The Venezuelan defendant, 62, whose real name is Ilich Ramirez Sanchez, has been locked up in France for almost 20 years serving a life sentence in a separate case for killing two police officers and an informant in Paris in 1975.
Sentencing Ramirez to an additional life term, the special terrorism court in Paris made up of seven magistrates said he should serve a minimum of 18 years in jail.
The verdict could push back the date on which he can apply for conditional release, currently set for 2012.
Defense lawyers called the decision a scandal and said their client would file an appeal.

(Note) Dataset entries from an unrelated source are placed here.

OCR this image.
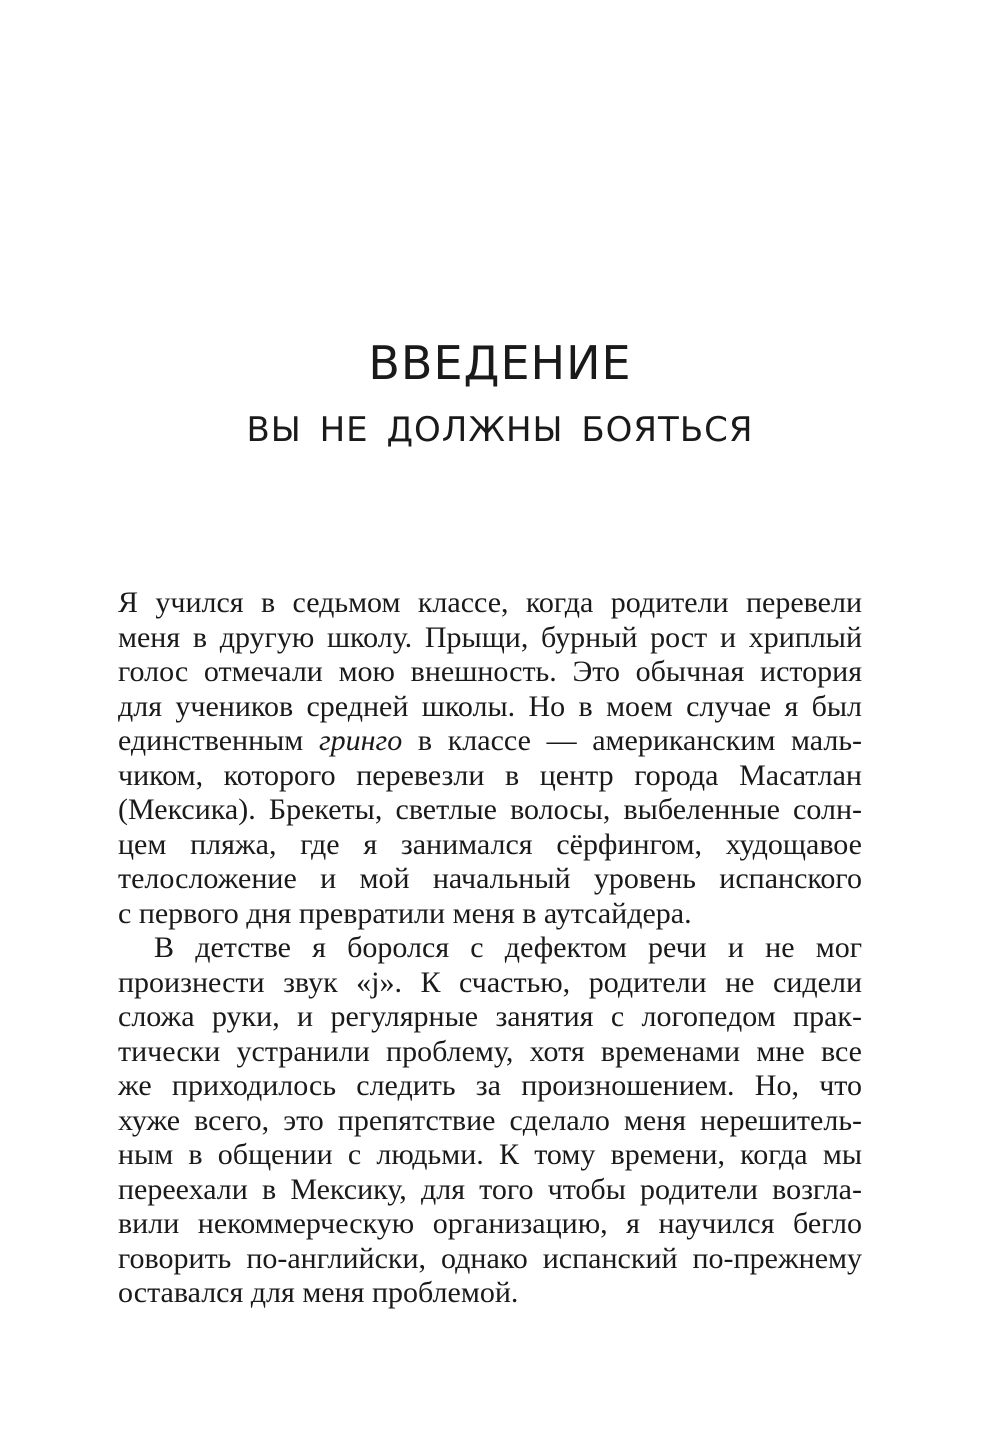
ВВЕДЕНИЕ
ВЫ НЕ ДОЛЖНЫ БОЯТЬСЯ
Я учился в седьмом классе, когда родители перевели
меня в другую школу. Прыщи, бурный рост и хриплый
голос отмечали мою внешность. Это обычная история
для учеников средней школы. Но в моем случае я был
единственным гринго в классе — американским маль-
чиком, которого перевезли в центр города Масатлан
(Мексика). Брекеты, светлые волосы, выбеленные солн-
цем пляжа, где я занимался сёрфингом, худощавое
телосложение и мой начальный уровень испанского
с первого дня превратили меня в аутсайдера.
В детстве я боролся с дефектом речи и не мог
произнести звук «j». К счастью, родители не сидели
сложа руки, и регулярные занятия с логопедом прак-
тически устранили проблему, хотя временами мне все
же приходилось следить за произношением. Но, что
хуже всего, это препятствие сделало меня нерешитель-
ным в общении с людьми. К тому времени, когда мы
переехали в Мексику, для того чтобы родители возгла-
вили некоммерческую организацию, я научился бегло
говорить по-английски, однако испанский по-прежнему
оставался для меня проблемой.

Ramirez was accused of masterminding four separate attacks in France on two trains, a train station and a Paris street that killed 11 people and wounded nearly 200.

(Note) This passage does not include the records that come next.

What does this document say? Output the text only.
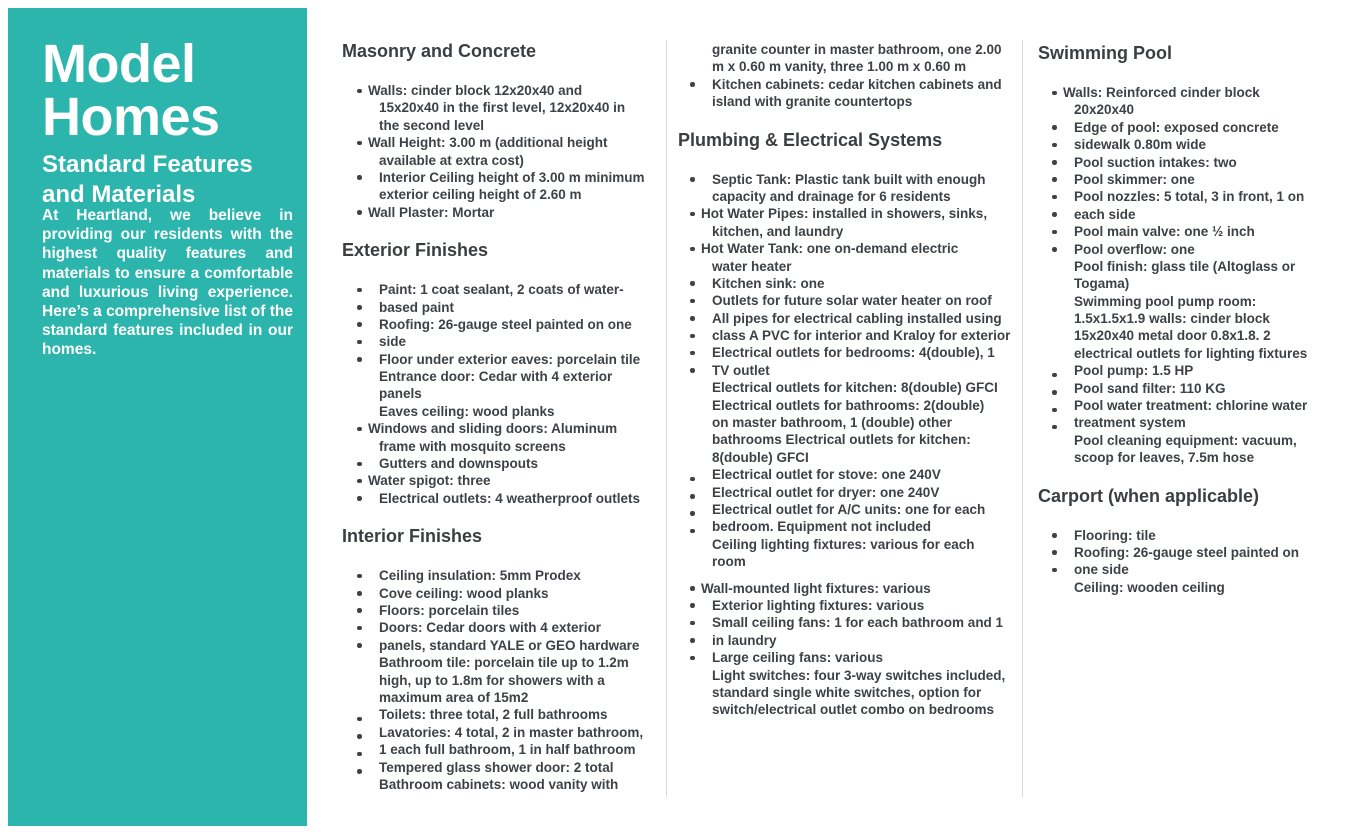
Model
Homes
Standard Features and Materials
At Heartland, we believe in providing our residents with the highest quality features and materials to ensure a comfortable and luxurious living experience. Here’s a comprehensive list of the standard features included in our homes.
Masonry and Concrete
Walls: cinder block 12x20x40 and
15x20x40 in the first level, 12x20x40 in
the second level
Wall Height: 3.00 m (additional height
available at extra cost)
Interior Ceiling height of 3.00 m minimum
exterior ceiling height of 2.60 m
Wall Plaster: Mortar
Exterior Finishes
Paint: 1 coat sealant, 2 coats of water-
based paint
Roofing: 26-gauge steel painted on one
side
Floor under exterior eaves: porcelain tile
Entrance door: Cedar with 4 exterior
panels
Eaves ceiling: wood planks
Windows and sliding doors: Aluminum
frame with mosquito screens
Gutters and downspouts
Water spigot: three
Electrical outlets: 4 weatherproof outlets
Interior Finishes
Ceiling insulation: 5mm Prodex
Cove ceiling: wood planks
Floors: porcelain tiles
Doors: Cedar doors with 4 exterior
panels, standard YALE or GEO hardware
Bathroom tile: porcelain tile up to 1.2m
high, up to 1.8m for showers with a
maximum area of 15m2
Toilets: three total, 2 full bathrooms
Lavatories: 4 total, 2 in master bathroom,
1 each full bathroom, 1 in half bathroom
Tempered glass shower door: 2 total
Bathroom cabinets: wood vanity with
granite counter in master bathroom, one 2.00
m x 0.60 m vanity, three 1.00 m x 0.60 m
Kitchen cabinets: cedar kitchen cabinets and
island with granite countertops
Plumbing & Electrical Systems
Septic Tank: Plastic tank built with enough
capacity and drainage for 6 residents
Hot Water Pipes: installed in showers, sinks,
kitchen, and laundry
Hot Water Tank: one on-demand electric
water heater
Kitchen sink: one
Outlets for future solar water heater on roof
All pipes for electrical cabling installed using
class A PVC for interior and Kraloy for exterior
Electrical outlets for bedrooms: 4(double), 1
TV outlet
Electrical outlets for kitchen: 8(double) GFCI
Electrical outlets for bathrooms: 2(double)
on master bathroom, 1 (double) other
bathrooms Electrical outlets for kitchen:
8(double) GFCI
Electrical outlet for stove: one 240V
Electrical outlet for dryer: one 240V
Electrical outlet for A/C units: one for each
bedroom. Equipment not included
Ceiling lighting fixtures: various for each
room
Wall-mounted light fixtures: various
Exterior lighting fixtures: various
Small ceiling fans: 1 for each bathroom and 1
in laundry
Large ceiling fans: various
Light switches: four 3-way switches included,
standard single white switches, option for
switch/electrical outlet combo on bedrooms
Swimming Pool
Walls: Reinforced cinder block
20x20x40
Edge of pool: exposed concrete
sidewalk 0.80m wide
Pool suction intakes: two
Pool skimmer: one
Pool nozzles: 5 total, 3 in front, 1 on
each side
Pool main valve: one ½ inch
Pool overflow: one
Pool finish: glass tile (Altoglass or
Togama)
Swimming pool pump room:
1.5x1.5x1.9 walls: cinder block
15x20x40 metal door 0.8x1.8. 2
electrical outlets for lighting fixtures
Pool pump: 1.5 HP
Pool sand filter: 110 KG
Pool water treatment: chlorine water
treatment system
Pool cleaning equipment: vacuum,
scoop for leaves, 7.5m hose
Carport (when applicable)
Flooring: tile
Roofing: 26-gauge steel painted on
one side
Ceiling: wooden ceiling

Prosecutors said the bombings were his answer to the police seizure of two of his gang, including his lover, and had argued that he remained a danger to the public.
Earlier on Thursday, Ramirez - once one of the most wanted international criminals - addressed the court in a five-hour monologue, alternately rambling, vitriolic and poignant, calling himself a “living martyr” in defending his innocence.
Ramirez, a self-dubbed “elite gunman,” appeared resigned to a guilty verdict. Death in prison, he said at one point, “is the role of a revolutionary.”
“I am in prison … condemned in a pre-decided case,” he told the court, his voice rising in volume.